Of course Trump isn’t immune from prosecution
Last week’s Supreme Court argument in Trump v. United States on the question of presidential immunity left us wondering whether people, including some of the justices, have forgotten why we have law in the first place.
The question before the court was narrow: If Special Counsel Jack Smith can show that President Donald Trump knowingly tried to subvert the results of a free and fair election, is Smith barred from seeking a criminal conviction because of some implicit principle not apparent in the Constitution? Put more simply, does it make sense for any country to immunize a defeated leader from accountability for using his power of office to reject the will of the people?
When posed this way, the question answers itself.
Instead, several of the justices focused on a parade of hypotheticals that allowed them to avoid the actual case before them. The justices expressed concern about the potential threat to presidential power. They worried about future presidents looking over their shoulders, cowed by potential criminal liability. Could a president be charged with murder for ordering a bombing without waiting for better evidence on who might be killed? Could an overzealous prosecutor transform a routine presidential action into a crime by alleging a corrupt presidential motive?
Perhaps these are hard questions. But the Supreme Court wasn’t facing any of them.
The president’s job is to take care that the laws be faithfully executed. The fundamental idea of a constitutional democracy is that we are a government of laws and not of men. This means, as Justice Robert Jackson said in the Steel Seizure Case, that governmental authority reaches only so far as there is law. An executive officer, as Chief Justice Marshall explained in Marbury v. Madison, “is so far the officer of the law, is amenable to the laws for his conduct, and cannot at his discretion, sport away the vested rights of others” — let alone the rights of a majority of American voters.
There is a simple reply to the justices’ concern about chilling future presidents: The principle that no person is above the law strikes exactly the right balance. In a democracy, the people rule through their elected representatives and speak through the laws they make. No person is above the law because no person has a higher authority than the people themselves.
We should cherish this system.
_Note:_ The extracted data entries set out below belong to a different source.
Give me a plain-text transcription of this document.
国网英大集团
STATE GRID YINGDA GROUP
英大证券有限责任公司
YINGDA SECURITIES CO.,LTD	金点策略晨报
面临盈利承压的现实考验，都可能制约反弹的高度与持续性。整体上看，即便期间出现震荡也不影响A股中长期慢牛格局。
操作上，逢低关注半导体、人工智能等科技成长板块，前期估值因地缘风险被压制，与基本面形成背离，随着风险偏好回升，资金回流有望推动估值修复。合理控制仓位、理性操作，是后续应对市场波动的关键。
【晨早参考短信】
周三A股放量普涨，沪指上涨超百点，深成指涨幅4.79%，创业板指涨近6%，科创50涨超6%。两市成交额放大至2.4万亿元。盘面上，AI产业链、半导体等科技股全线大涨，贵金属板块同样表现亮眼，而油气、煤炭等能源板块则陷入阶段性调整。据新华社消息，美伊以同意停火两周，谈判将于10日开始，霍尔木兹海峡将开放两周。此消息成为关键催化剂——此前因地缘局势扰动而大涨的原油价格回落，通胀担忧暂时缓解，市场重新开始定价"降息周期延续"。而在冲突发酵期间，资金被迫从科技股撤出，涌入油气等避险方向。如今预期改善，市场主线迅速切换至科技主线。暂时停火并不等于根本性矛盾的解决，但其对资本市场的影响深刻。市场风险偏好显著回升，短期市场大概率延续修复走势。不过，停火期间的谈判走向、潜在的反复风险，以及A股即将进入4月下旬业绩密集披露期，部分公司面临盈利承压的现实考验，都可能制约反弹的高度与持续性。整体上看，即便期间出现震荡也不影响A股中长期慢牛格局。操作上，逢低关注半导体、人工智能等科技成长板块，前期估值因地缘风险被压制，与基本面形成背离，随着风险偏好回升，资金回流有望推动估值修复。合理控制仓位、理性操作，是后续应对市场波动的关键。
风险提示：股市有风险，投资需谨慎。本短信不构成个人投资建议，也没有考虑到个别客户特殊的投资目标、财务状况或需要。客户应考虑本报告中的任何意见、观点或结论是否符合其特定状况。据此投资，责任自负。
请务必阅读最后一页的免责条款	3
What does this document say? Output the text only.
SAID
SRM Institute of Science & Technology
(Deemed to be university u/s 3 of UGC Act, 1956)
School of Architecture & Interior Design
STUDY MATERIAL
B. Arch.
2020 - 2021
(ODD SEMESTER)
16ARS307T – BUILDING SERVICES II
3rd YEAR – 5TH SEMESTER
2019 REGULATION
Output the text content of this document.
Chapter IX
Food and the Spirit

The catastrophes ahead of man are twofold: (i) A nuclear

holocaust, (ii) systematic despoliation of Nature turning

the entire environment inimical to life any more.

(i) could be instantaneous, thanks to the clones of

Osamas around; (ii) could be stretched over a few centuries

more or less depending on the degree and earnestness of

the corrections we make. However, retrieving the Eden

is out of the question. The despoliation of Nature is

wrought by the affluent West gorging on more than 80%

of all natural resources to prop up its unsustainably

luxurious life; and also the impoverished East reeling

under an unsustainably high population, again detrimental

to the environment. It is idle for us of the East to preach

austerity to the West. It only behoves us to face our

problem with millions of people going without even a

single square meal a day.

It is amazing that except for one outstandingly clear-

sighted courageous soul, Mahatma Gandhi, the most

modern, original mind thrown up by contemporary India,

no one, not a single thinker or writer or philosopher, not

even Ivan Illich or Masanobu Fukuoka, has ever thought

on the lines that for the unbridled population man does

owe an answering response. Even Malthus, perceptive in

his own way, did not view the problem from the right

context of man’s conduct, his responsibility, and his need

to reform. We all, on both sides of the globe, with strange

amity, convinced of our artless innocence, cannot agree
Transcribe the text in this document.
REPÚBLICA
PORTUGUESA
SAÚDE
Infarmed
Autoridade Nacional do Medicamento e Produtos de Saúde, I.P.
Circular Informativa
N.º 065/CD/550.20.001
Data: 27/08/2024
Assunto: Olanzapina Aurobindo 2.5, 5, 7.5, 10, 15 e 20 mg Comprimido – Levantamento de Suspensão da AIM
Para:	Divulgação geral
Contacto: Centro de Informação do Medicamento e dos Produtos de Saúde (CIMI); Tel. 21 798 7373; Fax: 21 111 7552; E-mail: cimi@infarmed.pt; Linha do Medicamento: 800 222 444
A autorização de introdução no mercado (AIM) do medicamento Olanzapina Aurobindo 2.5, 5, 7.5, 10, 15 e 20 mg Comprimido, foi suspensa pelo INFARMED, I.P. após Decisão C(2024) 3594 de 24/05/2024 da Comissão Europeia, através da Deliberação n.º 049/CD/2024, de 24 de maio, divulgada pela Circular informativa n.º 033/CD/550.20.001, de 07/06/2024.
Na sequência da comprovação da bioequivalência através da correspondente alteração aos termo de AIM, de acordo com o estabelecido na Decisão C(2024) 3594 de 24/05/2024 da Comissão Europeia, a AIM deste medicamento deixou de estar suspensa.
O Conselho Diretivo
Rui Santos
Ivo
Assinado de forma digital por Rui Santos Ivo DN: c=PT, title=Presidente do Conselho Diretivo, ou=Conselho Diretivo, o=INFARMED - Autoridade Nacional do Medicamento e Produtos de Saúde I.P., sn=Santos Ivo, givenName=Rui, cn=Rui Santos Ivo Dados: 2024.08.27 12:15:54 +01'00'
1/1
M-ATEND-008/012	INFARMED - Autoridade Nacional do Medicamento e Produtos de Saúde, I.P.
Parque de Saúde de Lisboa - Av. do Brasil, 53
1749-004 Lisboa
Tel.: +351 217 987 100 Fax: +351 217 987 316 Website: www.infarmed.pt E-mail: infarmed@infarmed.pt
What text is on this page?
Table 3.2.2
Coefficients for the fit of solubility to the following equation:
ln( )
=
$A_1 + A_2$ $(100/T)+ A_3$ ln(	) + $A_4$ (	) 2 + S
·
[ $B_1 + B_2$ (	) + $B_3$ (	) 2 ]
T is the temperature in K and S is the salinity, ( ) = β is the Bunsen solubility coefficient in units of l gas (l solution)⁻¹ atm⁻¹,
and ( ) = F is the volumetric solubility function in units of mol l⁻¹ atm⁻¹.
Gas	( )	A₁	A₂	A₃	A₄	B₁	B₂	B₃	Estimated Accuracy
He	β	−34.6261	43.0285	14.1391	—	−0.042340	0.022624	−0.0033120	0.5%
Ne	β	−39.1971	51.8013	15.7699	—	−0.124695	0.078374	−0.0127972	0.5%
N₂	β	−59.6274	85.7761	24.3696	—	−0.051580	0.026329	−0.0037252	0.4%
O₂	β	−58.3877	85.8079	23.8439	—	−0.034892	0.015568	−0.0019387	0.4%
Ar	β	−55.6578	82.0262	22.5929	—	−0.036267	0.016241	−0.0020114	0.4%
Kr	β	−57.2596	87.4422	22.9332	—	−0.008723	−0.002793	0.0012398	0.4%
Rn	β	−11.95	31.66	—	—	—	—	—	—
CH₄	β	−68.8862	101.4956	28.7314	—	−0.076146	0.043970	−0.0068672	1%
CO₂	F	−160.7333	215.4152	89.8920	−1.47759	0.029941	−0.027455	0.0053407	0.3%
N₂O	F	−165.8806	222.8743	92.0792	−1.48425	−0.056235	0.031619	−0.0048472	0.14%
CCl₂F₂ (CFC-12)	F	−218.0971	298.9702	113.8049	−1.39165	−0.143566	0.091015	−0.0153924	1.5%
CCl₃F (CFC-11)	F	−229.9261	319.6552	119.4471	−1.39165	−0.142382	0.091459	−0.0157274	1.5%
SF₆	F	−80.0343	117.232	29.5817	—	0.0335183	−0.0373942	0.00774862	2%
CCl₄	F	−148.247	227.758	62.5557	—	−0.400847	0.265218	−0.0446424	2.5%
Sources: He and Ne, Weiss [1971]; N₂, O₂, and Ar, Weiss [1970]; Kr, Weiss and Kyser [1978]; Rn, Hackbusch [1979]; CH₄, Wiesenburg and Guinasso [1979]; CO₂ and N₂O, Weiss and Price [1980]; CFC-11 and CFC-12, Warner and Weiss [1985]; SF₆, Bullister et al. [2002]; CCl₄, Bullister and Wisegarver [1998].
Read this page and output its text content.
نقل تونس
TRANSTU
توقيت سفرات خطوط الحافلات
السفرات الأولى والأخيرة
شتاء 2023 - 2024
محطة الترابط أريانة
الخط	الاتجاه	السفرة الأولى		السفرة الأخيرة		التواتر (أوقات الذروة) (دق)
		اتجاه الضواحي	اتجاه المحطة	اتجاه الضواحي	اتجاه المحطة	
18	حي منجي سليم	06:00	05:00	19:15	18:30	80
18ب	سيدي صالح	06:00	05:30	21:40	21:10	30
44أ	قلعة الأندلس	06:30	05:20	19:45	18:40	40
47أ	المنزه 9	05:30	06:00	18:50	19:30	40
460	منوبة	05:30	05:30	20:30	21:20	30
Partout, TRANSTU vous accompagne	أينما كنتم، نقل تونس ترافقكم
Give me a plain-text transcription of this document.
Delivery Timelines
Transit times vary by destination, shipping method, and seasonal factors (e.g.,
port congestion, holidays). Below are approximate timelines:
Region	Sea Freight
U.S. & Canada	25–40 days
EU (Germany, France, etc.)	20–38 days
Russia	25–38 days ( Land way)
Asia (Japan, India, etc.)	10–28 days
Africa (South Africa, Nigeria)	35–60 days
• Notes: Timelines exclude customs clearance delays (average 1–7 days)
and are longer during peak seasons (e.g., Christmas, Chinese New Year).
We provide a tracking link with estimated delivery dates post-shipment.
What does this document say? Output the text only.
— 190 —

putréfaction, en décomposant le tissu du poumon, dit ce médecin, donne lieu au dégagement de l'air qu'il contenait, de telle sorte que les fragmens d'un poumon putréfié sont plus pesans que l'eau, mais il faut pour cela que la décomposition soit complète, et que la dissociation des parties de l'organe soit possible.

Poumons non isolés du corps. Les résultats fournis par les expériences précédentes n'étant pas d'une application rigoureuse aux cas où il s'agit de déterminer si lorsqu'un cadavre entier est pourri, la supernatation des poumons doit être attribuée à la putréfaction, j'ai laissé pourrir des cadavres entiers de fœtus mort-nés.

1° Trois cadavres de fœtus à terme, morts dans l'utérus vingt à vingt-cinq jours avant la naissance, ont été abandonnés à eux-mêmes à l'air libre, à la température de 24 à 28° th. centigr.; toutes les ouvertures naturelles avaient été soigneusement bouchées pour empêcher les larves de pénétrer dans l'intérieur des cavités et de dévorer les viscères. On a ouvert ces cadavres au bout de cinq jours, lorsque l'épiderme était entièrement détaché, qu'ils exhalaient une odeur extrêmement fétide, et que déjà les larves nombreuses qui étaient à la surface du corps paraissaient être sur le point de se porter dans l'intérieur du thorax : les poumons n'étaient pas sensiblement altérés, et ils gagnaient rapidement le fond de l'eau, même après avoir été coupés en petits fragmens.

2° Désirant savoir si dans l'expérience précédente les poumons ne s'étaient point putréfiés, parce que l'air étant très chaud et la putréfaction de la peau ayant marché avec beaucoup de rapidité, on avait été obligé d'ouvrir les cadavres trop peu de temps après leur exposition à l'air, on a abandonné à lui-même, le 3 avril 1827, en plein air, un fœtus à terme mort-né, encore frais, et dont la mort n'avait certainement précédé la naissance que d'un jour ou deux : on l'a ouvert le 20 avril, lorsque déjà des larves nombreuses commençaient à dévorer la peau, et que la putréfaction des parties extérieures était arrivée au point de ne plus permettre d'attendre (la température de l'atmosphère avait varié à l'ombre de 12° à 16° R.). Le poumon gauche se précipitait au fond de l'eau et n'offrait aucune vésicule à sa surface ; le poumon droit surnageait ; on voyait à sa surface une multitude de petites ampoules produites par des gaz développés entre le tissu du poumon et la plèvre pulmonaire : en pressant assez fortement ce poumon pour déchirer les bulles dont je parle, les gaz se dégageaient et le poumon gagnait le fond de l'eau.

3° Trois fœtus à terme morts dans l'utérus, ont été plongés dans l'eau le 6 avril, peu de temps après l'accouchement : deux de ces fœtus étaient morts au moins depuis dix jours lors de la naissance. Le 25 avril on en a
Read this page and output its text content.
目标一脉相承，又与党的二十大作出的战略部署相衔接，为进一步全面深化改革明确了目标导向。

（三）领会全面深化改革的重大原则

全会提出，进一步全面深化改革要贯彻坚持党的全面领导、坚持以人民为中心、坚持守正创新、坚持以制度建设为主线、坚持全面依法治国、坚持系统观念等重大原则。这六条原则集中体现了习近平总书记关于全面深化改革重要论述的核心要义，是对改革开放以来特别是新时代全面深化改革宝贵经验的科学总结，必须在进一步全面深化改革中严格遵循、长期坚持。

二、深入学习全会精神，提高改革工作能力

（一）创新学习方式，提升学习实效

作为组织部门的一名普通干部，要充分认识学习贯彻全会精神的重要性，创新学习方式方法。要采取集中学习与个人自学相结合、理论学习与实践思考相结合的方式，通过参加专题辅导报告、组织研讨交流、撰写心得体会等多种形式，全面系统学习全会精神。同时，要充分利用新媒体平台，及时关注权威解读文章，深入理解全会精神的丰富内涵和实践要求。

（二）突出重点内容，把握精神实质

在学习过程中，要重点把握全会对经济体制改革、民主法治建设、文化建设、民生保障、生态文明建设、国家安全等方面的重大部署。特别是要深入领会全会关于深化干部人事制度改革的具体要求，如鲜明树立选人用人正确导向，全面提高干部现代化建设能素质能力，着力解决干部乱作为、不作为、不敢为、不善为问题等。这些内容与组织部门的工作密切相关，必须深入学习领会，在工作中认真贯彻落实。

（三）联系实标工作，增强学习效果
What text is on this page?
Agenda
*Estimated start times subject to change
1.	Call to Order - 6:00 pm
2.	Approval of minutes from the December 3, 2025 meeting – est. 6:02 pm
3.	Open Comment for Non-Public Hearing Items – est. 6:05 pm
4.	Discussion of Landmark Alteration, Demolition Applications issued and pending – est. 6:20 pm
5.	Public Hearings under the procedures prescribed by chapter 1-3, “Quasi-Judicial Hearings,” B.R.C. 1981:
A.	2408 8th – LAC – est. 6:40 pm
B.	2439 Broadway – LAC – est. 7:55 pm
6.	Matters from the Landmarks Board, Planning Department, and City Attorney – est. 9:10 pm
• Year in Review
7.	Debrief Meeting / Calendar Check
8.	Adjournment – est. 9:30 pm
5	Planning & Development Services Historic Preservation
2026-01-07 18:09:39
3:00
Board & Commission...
If it incentivizes presidents not to commit crimes, it means our system is working. Perhaps that’s why history lacks a single example of a president being prosecuted for a crime. Perhaps that is why the last president who claimed to be above the law was driven from office and had to be pardoned by President Gerald Ford.
The speculative flurry of hypotheticals left the court desperate for some sort of legal test that would protect presidents from prosecution in gray areas where a good-faith execution of the powers of the office might later be seen as criminal. The most tempting was the idea that presidents should be immune for anything they do in their official capacity. But as Chief Justice John Roberts himself pointed out, this would immunize core examples of official misconduct such as bribery. Taking a bribe to grant a pardon, veto a bill or appoint an ambassador is the very form of corruption that the rule of law protects us from. The idea that there should be total immunity for official acts would mean, as Trump’s lawyer repeatedly claimed, that a president could order the armed forces to assassinate a political rival without criminal liability.
Other categorical approaches are no better. Justice Brett Kavanaugh suggested that core aspects of the presidency cannot be regulated by Congress. This sounds good until you consider what it would mean. Can the president as commander in chief threaten to send a rival’s child into battle unless that rival withdraws from the race? Can the president condition a pardon, a veto or a cabinet appointment on the payment of a bribe? For all the court’s concern about future cases, it did a poor job of examining the implications of its off-the-cuff suppositions.
A basic premise of our legal system is that judges can only decide concrete cases. When judges devise legal tests in the abstract, they are likely to miss the difficulties and nuance that actual cases provide. The point of testing a proposed rule against hypotheticals is to make sure that it is a sound one. Any legal test that tells future presidents that they can use their office to block certification of a free and fair election because they don’t like the result must be wrong.
Laws attach consequences to behavior that affronts basic norms, including the basic norms of our democracy. The jury system means that citizens decide if those laws have been broken. Former President Trump is presumed innocent until he is proven guilty. But nothing in our Constitution could plausibly block the special counsel from offering such proof before a jury of Trump’s peers.
Jeremy Paul is professor of law at Northeastern University School of Law. Steven L. Winter is Walter S. Gibbs Distinguished Professor of Constitutional Law at Wayne State University Law School.